Looking ahead, say over the next three to five years, Iyer remains quite bullish on Indian equities. He envisions double-digit returns, which, let's be honest, sounds pretty appealing in any investor’s book. What's particularly interesting is his comfort with valuations in the mid and small-cap segments. While the large caps might feel a tad stretched in some areas, there’s a good deal more value to be found if you’re willing to look a little deeper. It’s not simply about being 'risk-on' or 'risk-off'; rather, it's about being incredibly selective and zeroing in on quality businesses that are poised for sustainable growth.

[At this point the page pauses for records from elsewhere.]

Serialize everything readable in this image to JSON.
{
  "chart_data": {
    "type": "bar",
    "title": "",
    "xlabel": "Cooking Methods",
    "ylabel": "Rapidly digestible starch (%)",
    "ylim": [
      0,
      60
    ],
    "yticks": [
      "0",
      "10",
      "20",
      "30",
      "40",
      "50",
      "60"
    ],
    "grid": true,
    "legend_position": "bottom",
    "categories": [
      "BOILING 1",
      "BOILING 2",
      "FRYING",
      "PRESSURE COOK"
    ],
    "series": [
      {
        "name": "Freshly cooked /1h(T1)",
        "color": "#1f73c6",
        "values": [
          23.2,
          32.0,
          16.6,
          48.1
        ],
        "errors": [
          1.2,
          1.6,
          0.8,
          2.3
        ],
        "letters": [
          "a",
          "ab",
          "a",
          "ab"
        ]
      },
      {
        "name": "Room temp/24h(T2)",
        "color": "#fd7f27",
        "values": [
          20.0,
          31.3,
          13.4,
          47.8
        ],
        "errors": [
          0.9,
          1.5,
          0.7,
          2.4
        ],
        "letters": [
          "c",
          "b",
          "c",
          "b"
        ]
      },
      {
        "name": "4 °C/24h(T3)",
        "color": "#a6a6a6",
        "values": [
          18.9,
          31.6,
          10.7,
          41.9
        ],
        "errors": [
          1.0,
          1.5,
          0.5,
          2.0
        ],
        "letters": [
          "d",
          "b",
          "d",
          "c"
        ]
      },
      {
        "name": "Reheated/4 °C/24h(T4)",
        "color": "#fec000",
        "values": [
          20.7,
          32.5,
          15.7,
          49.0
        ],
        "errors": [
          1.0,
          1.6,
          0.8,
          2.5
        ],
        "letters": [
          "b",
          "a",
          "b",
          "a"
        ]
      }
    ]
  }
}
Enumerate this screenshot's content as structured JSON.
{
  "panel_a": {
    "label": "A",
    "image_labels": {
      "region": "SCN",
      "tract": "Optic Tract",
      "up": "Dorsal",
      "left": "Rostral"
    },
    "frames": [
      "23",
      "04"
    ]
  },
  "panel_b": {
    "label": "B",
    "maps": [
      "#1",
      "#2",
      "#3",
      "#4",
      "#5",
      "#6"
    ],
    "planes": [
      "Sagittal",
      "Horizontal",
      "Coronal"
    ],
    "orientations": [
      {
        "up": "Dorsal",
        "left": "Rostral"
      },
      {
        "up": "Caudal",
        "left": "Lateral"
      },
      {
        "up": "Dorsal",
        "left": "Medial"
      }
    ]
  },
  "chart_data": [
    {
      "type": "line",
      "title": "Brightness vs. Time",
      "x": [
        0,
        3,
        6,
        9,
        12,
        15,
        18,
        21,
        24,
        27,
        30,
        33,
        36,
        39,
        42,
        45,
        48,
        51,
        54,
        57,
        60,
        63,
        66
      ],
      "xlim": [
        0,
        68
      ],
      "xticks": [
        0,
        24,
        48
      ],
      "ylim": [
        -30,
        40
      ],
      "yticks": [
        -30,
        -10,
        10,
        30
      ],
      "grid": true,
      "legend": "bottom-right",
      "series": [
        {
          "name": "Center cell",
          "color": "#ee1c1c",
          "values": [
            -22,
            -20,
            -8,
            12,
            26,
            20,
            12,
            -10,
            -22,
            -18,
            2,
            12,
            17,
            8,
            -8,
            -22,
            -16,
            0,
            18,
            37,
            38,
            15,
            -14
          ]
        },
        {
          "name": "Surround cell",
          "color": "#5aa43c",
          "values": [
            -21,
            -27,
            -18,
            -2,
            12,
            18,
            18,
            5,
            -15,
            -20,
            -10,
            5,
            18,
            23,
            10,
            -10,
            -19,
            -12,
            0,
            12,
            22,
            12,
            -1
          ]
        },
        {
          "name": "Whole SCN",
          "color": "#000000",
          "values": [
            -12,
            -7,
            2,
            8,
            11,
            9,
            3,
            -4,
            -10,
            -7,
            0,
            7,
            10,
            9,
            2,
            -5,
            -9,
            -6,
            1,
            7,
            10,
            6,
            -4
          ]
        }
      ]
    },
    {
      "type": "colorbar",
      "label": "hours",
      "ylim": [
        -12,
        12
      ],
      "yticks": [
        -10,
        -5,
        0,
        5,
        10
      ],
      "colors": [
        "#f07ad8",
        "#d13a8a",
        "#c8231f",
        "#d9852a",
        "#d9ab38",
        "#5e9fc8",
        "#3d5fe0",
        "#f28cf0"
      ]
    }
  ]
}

And what about the macro picture? Good news there too. It appears inflation is finally beginning to cool its heels, which is a welcome development. This shift should, in turn, give central banks the breathing room they need to pause those interest rate hikes, or perhaps even start contemplating cuts down the line. Such an environment is typically quite supportive for equity markets. For the everyday investor, particularly when some market segments appear pricey, Systematic Investment Plans (SIPs) continue to be a fantastic strategy. They allow you to steadily build your portfolio and benefit from rupee cost averaging – a sensible approach, wouldn’t you agree?

So, where should one be looking? Iyer points to several promising areas. Manufacturing and capital goods are definitely high on the list, reflecting that broader economic pickup we talked about. Infrastructure and industrials, too, look set for significant growth. And let’s not forget real estate and hospitality; they’re showing real momentum. Even in IT services, despite the AI noise, there are selective opportunities to be had. And financials? Well, they often form the backbone of a robust economy, making them a good long-term bet in his view. It’s about finding those underlying trends and positioning accordingly.

Of course, it’s never all sunshine and rainbows. Iyer is quick to acknowledge the potential headwinds. Geopolitical instability, a significant global slowdown that could impact exports, or interest rates staying 'higher for longer' than anticipated – these are all factors that could certainly throw a wrench in the works. But his overall message remains one of cautious optimism, grounded in fundamental analysis and a belief in India’s long-term growth story.